Just about every brand now has a toehold in social media - even such established staples as Land O’Frost and Sara Lee Deli, both of which recently launched campaigns centered around Facebook.
For Land O’Frost, its new community called Land O’Moms, is the brand’s first foray into social media, writes the New York Times. Consumers use the site to exchange recipes and parenting advice, download coupons, read articles from women’s magazines and communicate with popular mommy bloggers, the Times said.

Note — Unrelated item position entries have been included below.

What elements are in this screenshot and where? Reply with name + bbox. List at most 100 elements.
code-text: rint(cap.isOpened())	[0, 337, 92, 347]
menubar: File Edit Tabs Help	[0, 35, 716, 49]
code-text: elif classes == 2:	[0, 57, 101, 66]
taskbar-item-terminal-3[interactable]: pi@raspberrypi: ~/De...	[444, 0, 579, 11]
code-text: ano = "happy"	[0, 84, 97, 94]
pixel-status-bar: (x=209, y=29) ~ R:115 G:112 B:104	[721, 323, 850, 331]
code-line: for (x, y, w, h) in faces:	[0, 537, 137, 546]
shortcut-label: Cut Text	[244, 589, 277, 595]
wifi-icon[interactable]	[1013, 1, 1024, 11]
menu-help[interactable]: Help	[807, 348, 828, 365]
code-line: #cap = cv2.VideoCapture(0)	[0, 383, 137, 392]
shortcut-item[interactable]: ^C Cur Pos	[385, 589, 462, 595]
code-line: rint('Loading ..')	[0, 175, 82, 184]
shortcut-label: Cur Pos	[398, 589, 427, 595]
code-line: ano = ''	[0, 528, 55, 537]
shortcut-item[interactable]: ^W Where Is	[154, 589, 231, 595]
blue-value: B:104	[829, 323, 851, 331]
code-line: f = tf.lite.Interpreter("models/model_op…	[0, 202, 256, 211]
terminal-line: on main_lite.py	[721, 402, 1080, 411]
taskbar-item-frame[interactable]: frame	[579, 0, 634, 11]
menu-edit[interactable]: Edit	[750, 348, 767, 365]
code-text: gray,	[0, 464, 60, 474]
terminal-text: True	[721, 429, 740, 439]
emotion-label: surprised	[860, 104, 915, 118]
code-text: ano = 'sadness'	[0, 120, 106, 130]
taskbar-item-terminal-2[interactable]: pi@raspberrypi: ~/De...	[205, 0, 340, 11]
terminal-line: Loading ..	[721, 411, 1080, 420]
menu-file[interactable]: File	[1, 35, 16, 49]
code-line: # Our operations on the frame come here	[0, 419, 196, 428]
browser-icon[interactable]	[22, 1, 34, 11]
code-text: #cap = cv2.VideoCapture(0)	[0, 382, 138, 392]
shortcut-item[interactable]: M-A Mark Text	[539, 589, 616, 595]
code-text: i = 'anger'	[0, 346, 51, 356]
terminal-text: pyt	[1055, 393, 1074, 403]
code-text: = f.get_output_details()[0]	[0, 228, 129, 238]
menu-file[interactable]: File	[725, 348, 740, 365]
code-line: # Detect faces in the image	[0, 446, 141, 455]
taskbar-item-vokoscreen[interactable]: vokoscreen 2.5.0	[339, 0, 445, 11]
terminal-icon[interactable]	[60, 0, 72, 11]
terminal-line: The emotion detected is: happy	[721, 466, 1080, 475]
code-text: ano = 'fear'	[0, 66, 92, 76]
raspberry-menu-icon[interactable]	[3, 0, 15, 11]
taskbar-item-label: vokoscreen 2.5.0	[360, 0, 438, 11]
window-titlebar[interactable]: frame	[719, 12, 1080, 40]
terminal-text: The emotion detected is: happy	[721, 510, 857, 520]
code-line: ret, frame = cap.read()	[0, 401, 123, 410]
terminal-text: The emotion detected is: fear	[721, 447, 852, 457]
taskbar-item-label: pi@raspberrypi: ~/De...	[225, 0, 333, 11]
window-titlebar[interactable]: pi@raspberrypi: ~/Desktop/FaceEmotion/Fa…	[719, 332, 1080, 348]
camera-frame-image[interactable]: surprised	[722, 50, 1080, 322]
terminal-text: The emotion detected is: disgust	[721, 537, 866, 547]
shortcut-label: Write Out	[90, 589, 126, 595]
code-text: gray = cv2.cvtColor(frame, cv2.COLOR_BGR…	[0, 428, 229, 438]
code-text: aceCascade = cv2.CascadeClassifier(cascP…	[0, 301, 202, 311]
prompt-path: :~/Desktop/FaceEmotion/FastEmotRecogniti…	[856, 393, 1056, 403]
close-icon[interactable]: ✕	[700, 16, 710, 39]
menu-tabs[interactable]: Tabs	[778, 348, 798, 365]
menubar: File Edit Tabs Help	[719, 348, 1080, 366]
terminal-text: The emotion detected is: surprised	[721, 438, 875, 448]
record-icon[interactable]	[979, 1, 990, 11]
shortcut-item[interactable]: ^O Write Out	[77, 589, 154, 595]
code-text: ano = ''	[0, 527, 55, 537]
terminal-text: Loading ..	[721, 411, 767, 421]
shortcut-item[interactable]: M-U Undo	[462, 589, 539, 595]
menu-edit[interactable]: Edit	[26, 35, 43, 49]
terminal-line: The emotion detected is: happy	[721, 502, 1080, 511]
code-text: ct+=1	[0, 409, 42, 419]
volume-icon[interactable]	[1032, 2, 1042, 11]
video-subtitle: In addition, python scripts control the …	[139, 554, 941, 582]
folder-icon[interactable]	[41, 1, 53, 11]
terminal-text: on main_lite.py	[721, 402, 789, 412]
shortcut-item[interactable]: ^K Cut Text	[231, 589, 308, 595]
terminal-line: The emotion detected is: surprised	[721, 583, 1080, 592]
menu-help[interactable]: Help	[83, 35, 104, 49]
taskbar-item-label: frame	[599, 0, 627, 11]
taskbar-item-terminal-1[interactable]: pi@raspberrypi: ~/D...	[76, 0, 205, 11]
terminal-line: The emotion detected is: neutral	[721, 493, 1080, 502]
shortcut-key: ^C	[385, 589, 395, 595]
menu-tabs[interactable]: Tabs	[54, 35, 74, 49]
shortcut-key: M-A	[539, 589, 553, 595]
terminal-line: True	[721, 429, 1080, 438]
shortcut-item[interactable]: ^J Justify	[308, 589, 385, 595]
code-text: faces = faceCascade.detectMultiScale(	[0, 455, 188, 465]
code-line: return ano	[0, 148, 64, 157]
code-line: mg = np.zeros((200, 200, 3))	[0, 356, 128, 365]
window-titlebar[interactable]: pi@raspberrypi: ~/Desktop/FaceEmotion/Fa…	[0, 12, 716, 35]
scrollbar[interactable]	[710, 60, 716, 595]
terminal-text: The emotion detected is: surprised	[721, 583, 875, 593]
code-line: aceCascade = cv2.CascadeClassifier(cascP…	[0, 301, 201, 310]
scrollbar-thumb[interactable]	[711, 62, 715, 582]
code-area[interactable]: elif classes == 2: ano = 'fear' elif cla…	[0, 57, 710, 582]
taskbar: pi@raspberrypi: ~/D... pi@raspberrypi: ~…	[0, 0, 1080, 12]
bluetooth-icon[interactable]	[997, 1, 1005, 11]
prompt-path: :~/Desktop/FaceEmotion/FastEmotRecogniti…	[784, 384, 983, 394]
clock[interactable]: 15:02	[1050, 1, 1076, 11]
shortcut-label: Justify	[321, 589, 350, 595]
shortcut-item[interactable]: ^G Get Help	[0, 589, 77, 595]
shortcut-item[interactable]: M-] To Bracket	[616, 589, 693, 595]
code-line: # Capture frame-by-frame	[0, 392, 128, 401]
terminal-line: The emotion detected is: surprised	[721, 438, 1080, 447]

Sara Lee Deli’s new campaign, for its part, is the second stage of an initiative called "Mama Saga" where visitors to the Facebook page watch video clips and get advice on food preparation and other matters.
Don’t Be Tone Deaf
However as such established brands - brands that usually have a continent of lawyers and PR advisers on the sidelines - move online they need to take care they are actually responding to what their customers want, Big Money writes. It points to Citigroup’s recent launch of its blog as an example of a brand that is tone deaf to online chatter.
“Not only did the bank launch the blog with a series of polished and very unconversational corporate messages, but it then neglected to post anything new for 15 days." Worse, it ignored the one truly relevant Citi conversation currently raging on blogs and Twitter, Big Money said — that Citi recently shut down the bank account of a gay social network, Fabulis, because the site's content "was not in compliance with Citibank's standard policies."
"To its credit, Citi was quick to apologize to Fabulis via Twitter and offline chanels…But the bank still faces a social-media strategic quandary. Shouldn't it acknowledge the Fabulis furor on its New Citi blog?”
Too Many Hands
The problem is that some companies - especially the larger brands - have involved legal departments or PR in their social media efforts, Big Money said. It tells of a FTSE 100 company that had finally persuaded the legal department to let it start a Twitter account. The company asked their external public relations agency to write the tweets. But because the PR company had never used Twitter, they also had to involve their digital agency to publish the tweets. “But before the digital agency could publish anything, each tweet had to be signed off by - you guessed it! - legal."
The end result? “When the first "test" tweet was sent to legal to be vetted, the 140 character message was returned with a 100-character legal disclaimer attached.”